そう断じると、義兄は驚くべき行動に出た。

「いいから、黙って掴まっていろ!」
「わっ! お、お兄様? なにを……?」
「ボクは最後まで足掻いてみせる! トイレがどれだけ遠い彼方にあったとしても、だからこそ、手を伸ばすんだッ!!」

なんと、義兄は私を抱えて歩き出した。
鬼気迫る形相で、一歩一歩、前進する。
それは往生際の悪い、悪足掻きである。

しかしだからこそ義兄は価値があると言う。

「彼方にこそ、栄えあり!」

気づけば、部屋の扉まであと数歩の距離だ。

「届かぬからこそ、目指すのだッ!!」

下から見上げる義兄に征服王の面影を見る。
ドアノブに手をかけて、廊下へと進軍する。
そこから数メートル先にはトイレという名のオアシス、いやオケアノスがある。

最果ての海を目指す義兄は素敵だった。
思わず、同じ夢を追いたくなるほどに。
けれど、私の目的地はそこではない。

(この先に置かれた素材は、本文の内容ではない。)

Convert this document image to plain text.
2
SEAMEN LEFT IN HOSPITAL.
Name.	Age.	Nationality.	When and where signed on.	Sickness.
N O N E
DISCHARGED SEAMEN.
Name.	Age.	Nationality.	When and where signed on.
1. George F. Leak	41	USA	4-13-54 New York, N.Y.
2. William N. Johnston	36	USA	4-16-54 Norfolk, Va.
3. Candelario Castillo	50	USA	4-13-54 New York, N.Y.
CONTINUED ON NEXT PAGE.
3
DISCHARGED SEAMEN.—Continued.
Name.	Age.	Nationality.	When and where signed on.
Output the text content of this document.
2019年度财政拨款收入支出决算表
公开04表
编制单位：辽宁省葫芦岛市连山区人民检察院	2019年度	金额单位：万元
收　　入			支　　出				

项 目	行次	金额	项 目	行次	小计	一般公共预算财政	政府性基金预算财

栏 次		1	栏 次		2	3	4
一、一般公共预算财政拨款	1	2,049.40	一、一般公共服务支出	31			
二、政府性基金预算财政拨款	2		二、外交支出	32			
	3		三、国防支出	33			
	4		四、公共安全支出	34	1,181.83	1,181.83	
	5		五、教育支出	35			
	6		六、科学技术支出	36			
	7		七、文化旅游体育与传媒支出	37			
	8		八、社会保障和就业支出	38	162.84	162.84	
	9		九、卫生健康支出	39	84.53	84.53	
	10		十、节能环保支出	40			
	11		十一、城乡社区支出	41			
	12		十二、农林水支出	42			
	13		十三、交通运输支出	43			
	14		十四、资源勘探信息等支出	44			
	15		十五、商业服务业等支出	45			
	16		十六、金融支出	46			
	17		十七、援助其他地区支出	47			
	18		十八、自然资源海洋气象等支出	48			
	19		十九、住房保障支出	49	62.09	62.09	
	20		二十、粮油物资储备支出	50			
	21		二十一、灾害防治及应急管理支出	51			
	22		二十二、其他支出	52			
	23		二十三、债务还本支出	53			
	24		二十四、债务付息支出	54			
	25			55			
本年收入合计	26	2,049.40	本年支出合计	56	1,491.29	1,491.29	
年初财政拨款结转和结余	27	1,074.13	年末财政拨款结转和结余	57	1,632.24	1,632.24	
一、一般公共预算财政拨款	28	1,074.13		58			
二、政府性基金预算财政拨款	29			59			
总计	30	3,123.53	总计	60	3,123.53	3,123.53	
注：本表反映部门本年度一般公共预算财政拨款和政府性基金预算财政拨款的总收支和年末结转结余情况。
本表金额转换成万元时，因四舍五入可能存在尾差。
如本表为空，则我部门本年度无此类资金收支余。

故に。

「はむっ」
「んあっ!?」

廊下に出る前に義兄の耳を噛み、阻止した。

ぶりゅっ!

「ああっ!?」
「フハッ!」

これが所謂、抑止力というものだ。
故に義兄は漏らした。仕方ないのである。
わざわざオケアノスを目指す必要はない。
ここが、この地こそが、最果ての海である。